The General Theory of Employment, Interest, and Money, written by legendary author John Maynard Keynes is widely considered to be one of the top 100 greatest books of all time. This masterpiece was published right after the Great Depression. It sought to bring about a revolution, commonly referred to as the ‘Keynesian Revolution’, in the way economists thought—especially challenging the proposition that a market economy tends naturally to restore itself to full employment on its own. Regarded widely as the cornerstone of Keynesian thought, this book challenged the established classical economics and introduced new concepts.

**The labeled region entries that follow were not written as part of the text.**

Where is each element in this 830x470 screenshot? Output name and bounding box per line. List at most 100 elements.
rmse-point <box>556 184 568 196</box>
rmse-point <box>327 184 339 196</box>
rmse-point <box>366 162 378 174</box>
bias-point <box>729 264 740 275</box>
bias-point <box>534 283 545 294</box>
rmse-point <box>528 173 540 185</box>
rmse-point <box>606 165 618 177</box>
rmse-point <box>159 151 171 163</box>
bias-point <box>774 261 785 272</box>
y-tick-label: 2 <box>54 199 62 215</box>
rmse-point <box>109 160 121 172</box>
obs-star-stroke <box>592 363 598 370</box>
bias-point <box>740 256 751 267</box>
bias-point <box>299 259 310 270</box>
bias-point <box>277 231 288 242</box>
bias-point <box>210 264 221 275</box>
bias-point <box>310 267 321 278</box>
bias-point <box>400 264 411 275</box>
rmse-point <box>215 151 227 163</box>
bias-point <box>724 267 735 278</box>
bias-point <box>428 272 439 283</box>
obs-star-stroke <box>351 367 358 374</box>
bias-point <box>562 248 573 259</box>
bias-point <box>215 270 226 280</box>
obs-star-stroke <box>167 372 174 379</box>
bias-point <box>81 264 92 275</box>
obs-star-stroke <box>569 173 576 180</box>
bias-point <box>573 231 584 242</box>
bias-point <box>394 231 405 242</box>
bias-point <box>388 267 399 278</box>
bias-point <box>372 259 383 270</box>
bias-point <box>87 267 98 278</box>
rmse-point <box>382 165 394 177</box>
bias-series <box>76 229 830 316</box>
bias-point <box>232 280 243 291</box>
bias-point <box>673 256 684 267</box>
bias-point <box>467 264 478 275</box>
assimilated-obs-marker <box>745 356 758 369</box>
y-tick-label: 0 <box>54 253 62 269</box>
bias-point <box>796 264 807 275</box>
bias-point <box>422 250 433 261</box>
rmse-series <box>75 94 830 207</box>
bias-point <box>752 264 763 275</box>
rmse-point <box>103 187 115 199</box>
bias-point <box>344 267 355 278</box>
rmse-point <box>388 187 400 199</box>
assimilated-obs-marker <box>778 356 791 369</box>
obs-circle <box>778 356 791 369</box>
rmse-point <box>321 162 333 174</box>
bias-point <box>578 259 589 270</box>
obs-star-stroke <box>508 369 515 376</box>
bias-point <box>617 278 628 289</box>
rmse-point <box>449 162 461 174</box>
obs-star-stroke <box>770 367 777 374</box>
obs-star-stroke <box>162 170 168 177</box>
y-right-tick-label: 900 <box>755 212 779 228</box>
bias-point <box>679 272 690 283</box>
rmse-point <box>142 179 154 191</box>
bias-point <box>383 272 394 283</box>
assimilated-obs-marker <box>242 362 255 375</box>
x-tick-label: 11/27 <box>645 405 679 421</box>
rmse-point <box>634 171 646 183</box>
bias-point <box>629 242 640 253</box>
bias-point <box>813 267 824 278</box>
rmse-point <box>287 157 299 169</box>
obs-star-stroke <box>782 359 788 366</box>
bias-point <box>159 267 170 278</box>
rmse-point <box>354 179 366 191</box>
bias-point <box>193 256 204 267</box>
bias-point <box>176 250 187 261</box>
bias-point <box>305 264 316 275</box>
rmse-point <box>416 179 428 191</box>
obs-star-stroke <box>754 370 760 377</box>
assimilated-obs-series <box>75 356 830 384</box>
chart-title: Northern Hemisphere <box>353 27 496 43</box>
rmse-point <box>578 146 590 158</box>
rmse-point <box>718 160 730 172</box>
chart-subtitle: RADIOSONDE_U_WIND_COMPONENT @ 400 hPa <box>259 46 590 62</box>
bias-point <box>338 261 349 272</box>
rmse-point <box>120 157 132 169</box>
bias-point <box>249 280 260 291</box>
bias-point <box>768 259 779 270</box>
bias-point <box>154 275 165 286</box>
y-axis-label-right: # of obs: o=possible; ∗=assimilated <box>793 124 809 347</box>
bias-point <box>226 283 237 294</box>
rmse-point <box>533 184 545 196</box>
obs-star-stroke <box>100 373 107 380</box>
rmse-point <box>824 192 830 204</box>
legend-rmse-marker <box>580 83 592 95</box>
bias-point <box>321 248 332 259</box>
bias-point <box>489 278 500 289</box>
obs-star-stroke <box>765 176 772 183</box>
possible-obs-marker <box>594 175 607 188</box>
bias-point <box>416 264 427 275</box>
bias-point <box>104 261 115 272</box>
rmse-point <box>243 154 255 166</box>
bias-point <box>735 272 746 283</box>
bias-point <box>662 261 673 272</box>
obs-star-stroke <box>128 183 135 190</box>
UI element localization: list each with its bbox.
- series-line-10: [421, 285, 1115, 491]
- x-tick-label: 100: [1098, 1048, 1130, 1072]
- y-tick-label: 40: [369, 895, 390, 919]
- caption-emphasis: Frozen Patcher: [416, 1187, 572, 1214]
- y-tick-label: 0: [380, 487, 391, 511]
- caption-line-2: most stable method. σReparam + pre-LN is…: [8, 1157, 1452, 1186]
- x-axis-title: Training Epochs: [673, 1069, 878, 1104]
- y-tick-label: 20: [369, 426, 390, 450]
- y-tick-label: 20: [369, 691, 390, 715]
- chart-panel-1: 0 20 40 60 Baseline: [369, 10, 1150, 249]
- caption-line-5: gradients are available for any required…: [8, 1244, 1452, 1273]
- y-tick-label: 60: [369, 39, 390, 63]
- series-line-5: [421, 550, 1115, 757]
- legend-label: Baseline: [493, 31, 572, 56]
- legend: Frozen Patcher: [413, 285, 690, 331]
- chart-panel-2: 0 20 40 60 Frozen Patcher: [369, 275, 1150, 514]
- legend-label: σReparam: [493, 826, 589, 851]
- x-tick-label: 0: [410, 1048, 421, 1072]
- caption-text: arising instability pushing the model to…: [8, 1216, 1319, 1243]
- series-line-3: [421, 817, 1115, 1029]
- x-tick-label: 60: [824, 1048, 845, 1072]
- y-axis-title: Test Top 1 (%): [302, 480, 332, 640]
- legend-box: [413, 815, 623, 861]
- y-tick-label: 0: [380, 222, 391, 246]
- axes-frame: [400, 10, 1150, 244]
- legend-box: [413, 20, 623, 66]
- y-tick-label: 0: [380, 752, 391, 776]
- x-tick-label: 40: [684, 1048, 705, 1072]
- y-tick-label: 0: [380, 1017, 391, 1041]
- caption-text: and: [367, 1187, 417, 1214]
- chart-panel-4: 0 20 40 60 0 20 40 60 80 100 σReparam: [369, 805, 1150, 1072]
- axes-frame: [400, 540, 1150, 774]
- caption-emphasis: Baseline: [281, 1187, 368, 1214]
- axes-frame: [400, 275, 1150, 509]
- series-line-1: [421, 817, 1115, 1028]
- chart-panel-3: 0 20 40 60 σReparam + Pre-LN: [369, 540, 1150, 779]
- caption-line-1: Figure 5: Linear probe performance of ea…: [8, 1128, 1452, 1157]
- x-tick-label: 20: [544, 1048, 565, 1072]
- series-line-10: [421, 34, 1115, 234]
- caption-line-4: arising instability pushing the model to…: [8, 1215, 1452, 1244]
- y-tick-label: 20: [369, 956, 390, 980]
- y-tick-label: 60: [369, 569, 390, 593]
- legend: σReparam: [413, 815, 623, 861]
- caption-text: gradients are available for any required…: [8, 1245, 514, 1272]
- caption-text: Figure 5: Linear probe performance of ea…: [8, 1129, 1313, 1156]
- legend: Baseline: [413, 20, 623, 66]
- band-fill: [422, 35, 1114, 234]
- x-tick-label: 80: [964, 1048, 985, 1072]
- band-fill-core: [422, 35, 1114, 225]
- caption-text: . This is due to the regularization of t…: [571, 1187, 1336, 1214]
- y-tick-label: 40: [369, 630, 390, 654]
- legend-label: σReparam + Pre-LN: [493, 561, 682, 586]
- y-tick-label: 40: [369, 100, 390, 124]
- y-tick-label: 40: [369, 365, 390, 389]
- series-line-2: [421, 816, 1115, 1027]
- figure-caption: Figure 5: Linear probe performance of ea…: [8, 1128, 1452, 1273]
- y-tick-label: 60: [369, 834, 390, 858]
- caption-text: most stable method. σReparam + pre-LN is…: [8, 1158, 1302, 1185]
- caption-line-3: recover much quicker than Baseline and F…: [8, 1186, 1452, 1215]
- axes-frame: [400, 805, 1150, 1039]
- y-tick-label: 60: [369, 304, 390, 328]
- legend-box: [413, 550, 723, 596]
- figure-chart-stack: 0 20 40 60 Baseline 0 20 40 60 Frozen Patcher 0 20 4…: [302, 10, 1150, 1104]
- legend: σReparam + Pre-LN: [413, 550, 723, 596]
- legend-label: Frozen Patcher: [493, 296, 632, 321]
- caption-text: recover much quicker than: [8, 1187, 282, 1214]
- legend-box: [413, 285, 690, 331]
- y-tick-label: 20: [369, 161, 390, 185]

‘The General Theory of Employment, Interest, and Money’ transformed economics and changed the face of modern macroeconomics. Keynes’ argument is based on the idea that the level of employment is not determined by the price of labour, but by the spending of money. It gave way to an entirely new approach where employment, inflation and the market economy are concerned.
About the Author:
John Maynard Keynes (5 June 1883–21 April 1946), was an English economist whose ideas fundamentally changed the theory and practice of modern macroeconomics and the economic policies of governments. He built on and greatly refined earlier work on the causes of business cycles, and is widely considered to be one of the most influential economists of the 20th century and the founder of modern macroeconomics. His ideas are the basis for the school of thought known as Keynesian economics and its various offshoots.